Плохо застрять в трубе с дикобразом, но еще хуже с психом, даже если псих – ты сама. Отчаяние в собственном голосе напугало Харпер.

Новая волна ядовитого жара окатила ее. Огненные червячки поползли по коже головы. Харпер почувствовала, как шипят и закручиваются колечками волосы, и подумала, что, пожалуй, попросит Алли обрить ей голову – если выберется из трубы. Но выбраться не получалось, потому что все это ложь – сама идея, что пение может спасти. Дети Британии пели друг другу во время блицкрига, но крыша все равно обрушилась на них. Вся вера Тома Стори – молитва перед пустым шкафом.

Дым обжигал ей горло. Клубы белого дыма вырывались из ноздрей. Она ненавидела себя за каждый миг надежды, который себе позволяла. За песни, которые пела с другими, пела для других, пела…

«Пела для других», – повторила про себя Харпер. Пела в гармонии. Отец Стори говорил, что дело не в песне, а в гармонии. А в одиночку гармонию не создать.

Она заморгала от дыма, слезы катились по щекам; тихим, дрожащим голосом Харпер снова запела, обращаясь к себе, к комочку новой жизни в своей утробе.

– I’ll be your candle on the water, – запела она. На сей раз – не как Джули Эндрюс, а как Хелен Редди. Эта песня первой пришла на ум, и, услышав эхо от стен трубы, Харпер едва сдержала истерический смех. – My love for you will always burn[3]

Она совсем не попадала в тональность, голос дрожал, но чуть ли не с первого слова драконья чешуя запульсировала и засияла мягким золотым светом; ощущение химического ожога начало ослабевать.

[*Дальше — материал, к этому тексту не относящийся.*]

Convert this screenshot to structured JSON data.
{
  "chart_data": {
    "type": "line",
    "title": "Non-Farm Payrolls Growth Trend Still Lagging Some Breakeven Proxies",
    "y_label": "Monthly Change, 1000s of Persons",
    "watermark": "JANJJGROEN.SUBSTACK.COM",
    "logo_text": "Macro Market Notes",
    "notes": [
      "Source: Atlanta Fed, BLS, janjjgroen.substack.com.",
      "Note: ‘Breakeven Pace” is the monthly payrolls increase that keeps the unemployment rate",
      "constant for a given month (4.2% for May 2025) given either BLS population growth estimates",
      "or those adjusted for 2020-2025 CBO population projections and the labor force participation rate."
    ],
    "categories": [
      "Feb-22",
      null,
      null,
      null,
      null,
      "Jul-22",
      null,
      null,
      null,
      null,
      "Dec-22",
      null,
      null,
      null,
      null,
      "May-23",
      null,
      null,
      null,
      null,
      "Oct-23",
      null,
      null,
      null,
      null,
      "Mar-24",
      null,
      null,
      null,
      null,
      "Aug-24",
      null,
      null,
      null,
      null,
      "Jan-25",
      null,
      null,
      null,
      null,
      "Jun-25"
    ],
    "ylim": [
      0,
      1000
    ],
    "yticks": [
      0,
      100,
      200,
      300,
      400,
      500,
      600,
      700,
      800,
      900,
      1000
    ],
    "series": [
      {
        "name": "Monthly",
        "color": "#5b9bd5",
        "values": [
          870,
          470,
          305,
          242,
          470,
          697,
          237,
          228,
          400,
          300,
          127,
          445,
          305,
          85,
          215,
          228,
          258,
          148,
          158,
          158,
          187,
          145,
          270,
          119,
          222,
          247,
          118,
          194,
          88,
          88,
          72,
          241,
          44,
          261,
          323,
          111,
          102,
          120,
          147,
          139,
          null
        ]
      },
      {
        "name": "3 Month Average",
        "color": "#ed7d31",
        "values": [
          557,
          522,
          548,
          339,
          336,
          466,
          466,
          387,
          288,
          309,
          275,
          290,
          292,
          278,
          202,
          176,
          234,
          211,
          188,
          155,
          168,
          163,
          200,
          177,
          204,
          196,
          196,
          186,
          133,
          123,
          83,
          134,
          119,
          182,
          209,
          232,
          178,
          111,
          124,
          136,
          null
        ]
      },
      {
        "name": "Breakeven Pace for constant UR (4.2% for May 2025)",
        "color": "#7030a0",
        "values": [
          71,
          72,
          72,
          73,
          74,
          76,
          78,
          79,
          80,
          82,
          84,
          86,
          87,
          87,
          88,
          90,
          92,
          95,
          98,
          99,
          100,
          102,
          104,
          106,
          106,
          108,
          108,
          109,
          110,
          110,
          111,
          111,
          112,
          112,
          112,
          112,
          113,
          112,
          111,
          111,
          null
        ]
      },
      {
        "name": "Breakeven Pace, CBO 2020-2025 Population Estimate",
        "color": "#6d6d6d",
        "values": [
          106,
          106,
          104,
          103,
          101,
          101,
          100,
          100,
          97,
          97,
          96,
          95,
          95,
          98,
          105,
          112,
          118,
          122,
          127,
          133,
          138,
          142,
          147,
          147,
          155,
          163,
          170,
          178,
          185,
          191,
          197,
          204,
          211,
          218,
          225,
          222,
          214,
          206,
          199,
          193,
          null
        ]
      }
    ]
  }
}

И тут же ребенок еле заметно шевельнулся внутри нее, словно крутанувшись винтом, и Харпер подумала: «Он показывает тебе, что нужно делать. Он в гармонии». Идея казалась нелепой, но Харпер, дернув бедрами в попытке ввинтиться в трубу, действительно сдвинулась с места. Она освободилась так неожиданно, что гулко стукнулась обо что-то головой.

Харпер ползла по заполненной дымом трубе. Легким отчаянно не хватало кислорода, но голова не кружилась и не туманилась. И воздуха хватало на то, чтобы продолжать петь ребенку усталым шепотом.

Харпер опустила голову, смаргивая слезы, а когда снова ее подняла, увидела прямо перед собой дикобраза – она чуть было не положила на него руку. Иглы встали дыбом.

Харпер хлопнула палкой по трубе, размахнулась и ткнула в дикобраза.

– Я буду свечой в твоей заднице, пошевеливайся, толстяк. – Она то ли пела, то ли хрипела.